$$f(x) = \begin{cases} x-1.5 & \text{ if } x<1\\\\ \dfrac{1-x}{x^2-1} & \text{ if } x>1\end{cases}$$
Is this function continuous or not? Some people say it is because the value $x=1$ is not defined for the function while others say it is not continuous because it has a hole at $x=1$. Which is correct?
It is continuous, but that means only that it's continuous on it's domain, that is for all $x\ne 1$
It is not continuous outside it's domain, that is it's not continuous for all $\mathbb R$ - it's because in order to be continuous somewhere it has to be actually defined there.
Note that failing to be defined is an important exception as it will invalidate the prerequisite of the intermediate value theorem. For example $1/x$ is continuous on it's domain, but it's not continous for all $[-1,1]$ which means that it's not required by the theorem to take the intermediate value $0$.

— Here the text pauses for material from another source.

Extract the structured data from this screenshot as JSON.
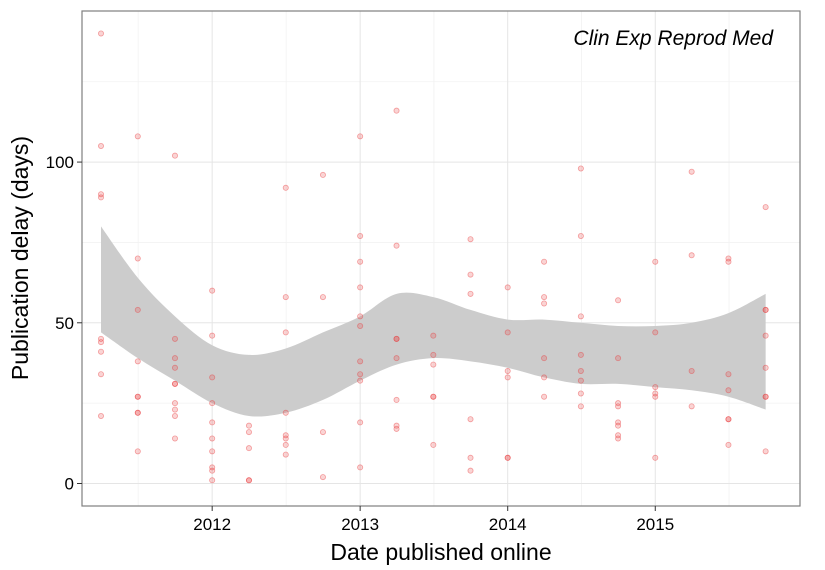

The function, as it stands now with definitions for $x<1$ and $x>1$ and neither $x\leq1$ nor $x\geq1$, is undefined at $x=1$. Thus it is neither continuous nor discontinuous for $x=1$; it simply isn't. At all other points, it is continuous.
It is also worth noting that if you fill in the gap with $f(1)=-0.5$, then the function becomes defined and continuous on the whole number line.

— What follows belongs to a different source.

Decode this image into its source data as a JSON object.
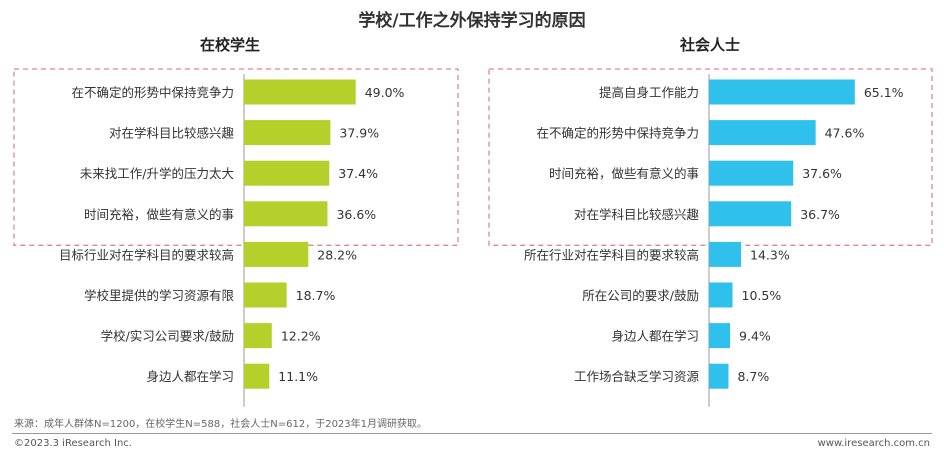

It could be continuous at $x=1$ if the function was defined for $x$ is greater than and equal to 1, or less that or equal to 1, because from the right, $$f(x)=\frac{1-x}{x^2-1}=\frac{1-x}{(x-1)(x+1)}=\frac{-1}{1+x}$$
At this value, from the right, as $x$ tends to 1, is $-0.5$
From the left, $f(x)=1-1.5=-0.5$
Thus, the limit from the left equals the limit from the right.